Vega não parou por aqui, seguiu com a bicicleta na bagagem para a Espanha e depois para a Inglaterra, onde se pós-graduou na Universidade de Southampton e conseguiu um emprego no banco de investimento JP Morgan. Até que, em 2013, vieram o desejo de ter o próprio negócio e a lembrança das ineficiências do transporte de cargas no Brasil.

Vega pediu demissão, mudou para cá e fundou uma startup para atuar numa brecha oferecida pela logística no país. A Cargo X liga motoristas de caminhões autônomos a companhias que precisam transportar cargas, funcionando como uma espécie de Uber para mercadorias. Segundo o empreendedor, durante suas viagens, a ideia do negócio surgiu ao perceber que havia transportadoras demais e muitos caminhões voltavam vazios das entregas. A parcela de veículos rodando sem carga chega a 43%, num país em que quase 80% dos serviços de transporte utilizados são rodoviários. “O intuito foi pegar um setor ineficiente e torná-lo mais eficiente com o uso da tecnologia correta”, diz Vega. A solução combina machine learning, o passo inicial da inteligência artificial, com análise de dados, num modelo similar ao que já era utilizado pelas empresas de transporte de passageiros.

“Conseguimos garantir para os caminhoneiros que eles retornem de uma viagem São Paulo-Recife com alguma carga, reduzindo os custos e aumentando a receita”, afirma Vega. Como existem menos cargas saindo de Recife do que de São Paulo, a Cargo X utiliza uma terceira rota para oferecer mais mercadorias aos caminhoneiros. De acordo com dados da empresa, isso permite reduzir a ociosidade média dos caminhões para 16%.

A startup cobra das empresas donas das cargas pelo transporte e faz o repasse para os caminhoneiros, adiantando pagamentos. Nessa transação, uma taxa é cobrada do motorista pela utilização da plataforma. A Cargo X também faz o seguro das cargas e permite o rastreamento em tempo real do caminhão. Seu faturamento no ano passado foi de 150 milhões de reais, o triplo de 2016 — nada mal considerando que Vega de início ouviu “nãos” seguidos de investidores, que argumentavam que o setor era difícil, principalmente para um estrangeiro, e que o momento de crise não favorecia a entrada no mercado. Atualmente, a Cargo X conta com 250.000 caminhoneiros cadastrados, dos quais cerca  de 7.000 são ativos na plataforma. A empresa checa os motoristas a cada seis meses e afirma ter um processo seletivo para empregar apenas os mais qualificados.

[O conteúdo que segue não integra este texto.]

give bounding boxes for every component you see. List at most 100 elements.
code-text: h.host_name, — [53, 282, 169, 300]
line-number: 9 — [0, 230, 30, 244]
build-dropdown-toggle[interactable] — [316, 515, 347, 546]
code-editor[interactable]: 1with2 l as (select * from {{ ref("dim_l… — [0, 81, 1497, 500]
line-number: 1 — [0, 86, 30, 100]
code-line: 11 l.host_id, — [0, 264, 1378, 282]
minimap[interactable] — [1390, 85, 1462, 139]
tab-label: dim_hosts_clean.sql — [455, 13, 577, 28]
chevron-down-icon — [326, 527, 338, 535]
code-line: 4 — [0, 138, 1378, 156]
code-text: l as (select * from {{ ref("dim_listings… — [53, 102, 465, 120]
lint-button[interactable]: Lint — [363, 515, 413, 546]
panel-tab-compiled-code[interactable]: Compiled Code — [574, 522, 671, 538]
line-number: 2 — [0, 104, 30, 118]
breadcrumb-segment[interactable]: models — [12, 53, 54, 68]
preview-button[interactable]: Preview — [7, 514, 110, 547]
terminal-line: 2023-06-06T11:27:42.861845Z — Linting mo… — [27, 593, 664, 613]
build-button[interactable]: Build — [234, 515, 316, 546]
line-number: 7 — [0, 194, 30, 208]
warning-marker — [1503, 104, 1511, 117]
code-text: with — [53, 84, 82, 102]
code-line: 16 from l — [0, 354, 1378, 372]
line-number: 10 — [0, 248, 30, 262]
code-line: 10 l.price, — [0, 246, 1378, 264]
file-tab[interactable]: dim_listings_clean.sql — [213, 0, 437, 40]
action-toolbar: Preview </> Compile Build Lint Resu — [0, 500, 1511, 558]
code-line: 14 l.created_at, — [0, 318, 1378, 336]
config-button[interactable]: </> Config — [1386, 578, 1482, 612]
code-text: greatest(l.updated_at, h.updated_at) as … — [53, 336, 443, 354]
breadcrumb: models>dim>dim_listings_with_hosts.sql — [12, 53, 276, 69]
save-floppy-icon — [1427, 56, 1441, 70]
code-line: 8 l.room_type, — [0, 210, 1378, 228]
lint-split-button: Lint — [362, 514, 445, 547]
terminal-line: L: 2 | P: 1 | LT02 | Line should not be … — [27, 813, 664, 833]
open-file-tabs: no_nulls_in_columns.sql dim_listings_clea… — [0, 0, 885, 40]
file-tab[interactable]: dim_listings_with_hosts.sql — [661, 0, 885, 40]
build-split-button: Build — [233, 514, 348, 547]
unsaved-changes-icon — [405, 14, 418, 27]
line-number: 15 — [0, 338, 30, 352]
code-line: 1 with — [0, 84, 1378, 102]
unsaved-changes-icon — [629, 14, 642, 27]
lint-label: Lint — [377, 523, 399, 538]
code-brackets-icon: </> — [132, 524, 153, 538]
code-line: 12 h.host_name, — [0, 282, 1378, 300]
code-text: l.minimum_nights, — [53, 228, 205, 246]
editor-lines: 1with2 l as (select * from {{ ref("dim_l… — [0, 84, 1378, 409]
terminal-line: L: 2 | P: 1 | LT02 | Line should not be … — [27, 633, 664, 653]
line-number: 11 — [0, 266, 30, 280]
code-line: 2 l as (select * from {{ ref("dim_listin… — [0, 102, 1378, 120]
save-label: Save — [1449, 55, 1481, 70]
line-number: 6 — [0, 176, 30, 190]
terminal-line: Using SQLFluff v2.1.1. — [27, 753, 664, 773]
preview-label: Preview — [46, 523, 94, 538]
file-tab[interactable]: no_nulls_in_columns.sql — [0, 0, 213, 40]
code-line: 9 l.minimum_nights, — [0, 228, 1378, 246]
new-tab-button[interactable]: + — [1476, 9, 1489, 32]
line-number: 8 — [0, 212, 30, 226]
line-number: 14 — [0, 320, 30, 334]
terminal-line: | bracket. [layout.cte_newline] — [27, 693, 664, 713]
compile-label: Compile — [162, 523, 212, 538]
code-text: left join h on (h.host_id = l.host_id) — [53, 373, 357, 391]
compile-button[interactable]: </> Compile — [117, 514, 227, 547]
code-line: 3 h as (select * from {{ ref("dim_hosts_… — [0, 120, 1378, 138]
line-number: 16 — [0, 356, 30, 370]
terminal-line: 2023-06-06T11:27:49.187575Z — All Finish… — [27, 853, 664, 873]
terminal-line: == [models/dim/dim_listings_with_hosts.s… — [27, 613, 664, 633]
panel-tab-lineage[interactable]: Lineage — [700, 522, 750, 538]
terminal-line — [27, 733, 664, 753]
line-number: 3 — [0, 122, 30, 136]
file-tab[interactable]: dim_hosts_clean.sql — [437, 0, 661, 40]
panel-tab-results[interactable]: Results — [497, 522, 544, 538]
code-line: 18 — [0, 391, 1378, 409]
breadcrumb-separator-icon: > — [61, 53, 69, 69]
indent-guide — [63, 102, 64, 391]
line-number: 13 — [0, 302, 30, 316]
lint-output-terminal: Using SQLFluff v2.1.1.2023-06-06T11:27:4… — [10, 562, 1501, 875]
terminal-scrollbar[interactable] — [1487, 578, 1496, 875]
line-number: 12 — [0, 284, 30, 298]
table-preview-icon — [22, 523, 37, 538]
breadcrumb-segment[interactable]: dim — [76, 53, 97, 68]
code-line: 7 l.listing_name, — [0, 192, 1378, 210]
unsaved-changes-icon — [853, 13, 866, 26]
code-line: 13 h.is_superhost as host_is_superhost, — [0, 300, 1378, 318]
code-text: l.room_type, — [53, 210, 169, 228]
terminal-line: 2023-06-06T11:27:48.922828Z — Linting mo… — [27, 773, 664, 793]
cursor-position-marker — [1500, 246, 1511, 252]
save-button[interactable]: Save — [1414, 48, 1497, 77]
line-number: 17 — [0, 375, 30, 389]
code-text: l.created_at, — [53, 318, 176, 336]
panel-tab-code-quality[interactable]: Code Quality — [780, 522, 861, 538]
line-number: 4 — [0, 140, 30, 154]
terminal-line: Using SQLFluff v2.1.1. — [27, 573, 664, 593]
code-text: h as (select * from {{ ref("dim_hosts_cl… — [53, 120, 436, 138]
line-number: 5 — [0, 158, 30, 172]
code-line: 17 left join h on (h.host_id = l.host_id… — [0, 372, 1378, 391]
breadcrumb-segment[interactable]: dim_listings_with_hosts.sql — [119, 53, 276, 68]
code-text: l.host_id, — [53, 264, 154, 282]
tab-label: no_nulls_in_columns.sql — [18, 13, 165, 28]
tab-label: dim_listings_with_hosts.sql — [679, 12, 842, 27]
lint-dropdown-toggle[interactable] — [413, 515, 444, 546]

Sem infraestrutura: caminhoneiros não têm paradas adequadas | Joel Silva/Folhapress

“É da tecnologia que devemos esperar mais avanços no sistema logístico”, afirma o professor Paulo Resende, coordenador do Núcleo de Infraestrutura e Supply Chain da Fundação Dom Cabral. Isso se dá, segundo ele, pelo fato de tanto a  infraestrutura quanto a legislação demorarem mais para apresentar resultados. Segundo dados do Anuário da Confederação Nacional do Transporte, somente 12% da malha rodoviária brasileira é pavimentada e, desse total, apenas 5,3% são estradas de pista dupla.

Em comparação com outros países, o México tem 36% de pavimentação nas estradas, a China tem 79% e os Estados Unidos 67%. O Fórum Econômico Mundial classifica o Brasil em 72o lugar num ranking de qualidade da infraestrutura num total de 138 países. “Essas são condições que não se transformam num mandato de quatro anos. É preciso um planejamento de longo prazo que não pode ser submetido a trocas de administração”, afirma Resende. “Alemanha e Estados Unidos trabalham na construção de uma malha de rodovias há 50 anos, a China tem perspectivas semelhantes.”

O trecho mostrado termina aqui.